The UAW Has Set Its Sights on the Anti-Union South

The South has long remained a nearly impenetrable citadel for labor. Fresh off of the success of its Big Three strike last year and looking to organize an Alabama Mercedes plant, the United Auto Workers wants to storm the castle.

UAW Strikes a Mercedes Parts Plant as Union Eyes More Targets

A United Auto Workers sign held on a picket line outside the ZF Chassis Systems plant in Tuscaloosa, Alabama, September 20, 2023. (Andi Rice / Bloomberg via Getty Images)


In Vance, Alabama, nineteen miles east of Tuscaloosa, workers at the Mercedes-Benz US International (MBUSI) plant make the Mercedes GLE, GLE coupé, and GLS model series as well as the all-electric EQS SUV and EQE. They’ve also started building something else: a union.

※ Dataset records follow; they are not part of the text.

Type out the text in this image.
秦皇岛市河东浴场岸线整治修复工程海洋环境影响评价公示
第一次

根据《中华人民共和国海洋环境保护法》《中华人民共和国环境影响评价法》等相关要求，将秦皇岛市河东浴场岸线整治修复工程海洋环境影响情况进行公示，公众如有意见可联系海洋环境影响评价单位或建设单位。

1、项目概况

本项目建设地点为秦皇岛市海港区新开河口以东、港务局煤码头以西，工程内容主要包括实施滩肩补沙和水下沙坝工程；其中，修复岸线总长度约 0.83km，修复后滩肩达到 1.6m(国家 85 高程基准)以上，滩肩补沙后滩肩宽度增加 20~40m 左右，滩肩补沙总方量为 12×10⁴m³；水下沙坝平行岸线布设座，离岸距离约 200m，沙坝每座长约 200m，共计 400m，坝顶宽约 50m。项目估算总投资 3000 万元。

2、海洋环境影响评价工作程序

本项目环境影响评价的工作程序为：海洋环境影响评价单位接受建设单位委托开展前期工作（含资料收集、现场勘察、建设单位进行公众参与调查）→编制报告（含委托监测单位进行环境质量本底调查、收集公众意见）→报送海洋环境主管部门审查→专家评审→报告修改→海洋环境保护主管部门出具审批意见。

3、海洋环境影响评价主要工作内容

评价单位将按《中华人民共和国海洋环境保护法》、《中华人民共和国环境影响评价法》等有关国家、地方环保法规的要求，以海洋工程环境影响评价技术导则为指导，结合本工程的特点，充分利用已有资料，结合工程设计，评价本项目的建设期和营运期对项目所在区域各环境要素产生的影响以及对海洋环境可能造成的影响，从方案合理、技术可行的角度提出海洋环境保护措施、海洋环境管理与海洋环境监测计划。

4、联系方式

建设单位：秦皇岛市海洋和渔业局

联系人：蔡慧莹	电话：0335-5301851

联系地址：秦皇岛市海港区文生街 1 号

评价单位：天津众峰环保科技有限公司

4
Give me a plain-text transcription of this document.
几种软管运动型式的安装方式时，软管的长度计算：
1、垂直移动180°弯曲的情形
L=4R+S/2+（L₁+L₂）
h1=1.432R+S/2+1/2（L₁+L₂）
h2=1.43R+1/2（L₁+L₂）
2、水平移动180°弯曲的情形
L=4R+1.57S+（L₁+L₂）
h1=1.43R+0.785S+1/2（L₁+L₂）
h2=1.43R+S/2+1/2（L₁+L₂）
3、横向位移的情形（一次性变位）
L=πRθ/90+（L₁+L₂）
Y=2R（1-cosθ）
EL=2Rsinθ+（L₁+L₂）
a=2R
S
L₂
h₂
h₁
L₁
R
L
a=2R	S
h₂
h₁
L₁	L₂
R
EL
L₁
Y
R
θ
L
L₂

On the heels of the United Auto Workers’ (UAW) victorious strike against the Big Three automakers last fall, the union has gone on the offensive, vowing to organize some 150,000 nonunion autoworkers at thirteen companies across the country.

The union has tried to organize some of these plants before — and failed. The South has proven an almost entirely impenetrable citadel for the entirety of modern US labor history. Yet the UAW is heeding these workers’ calls, directing its focus and $40 million in extra resources to try again, and on a far larger scale.

The UAW has failed before, but now, the context has changed: members’ success at the Big Three has ignited a sense of possibility in their nonunion counterparts, and the union’s new leadership, determined to cast off the corruption of old and trust in the power of the membership and the desire to organize across the entire working class, is encouraging precisely such ambitious thinking. If workers were ever going to pull this one off, now is the time.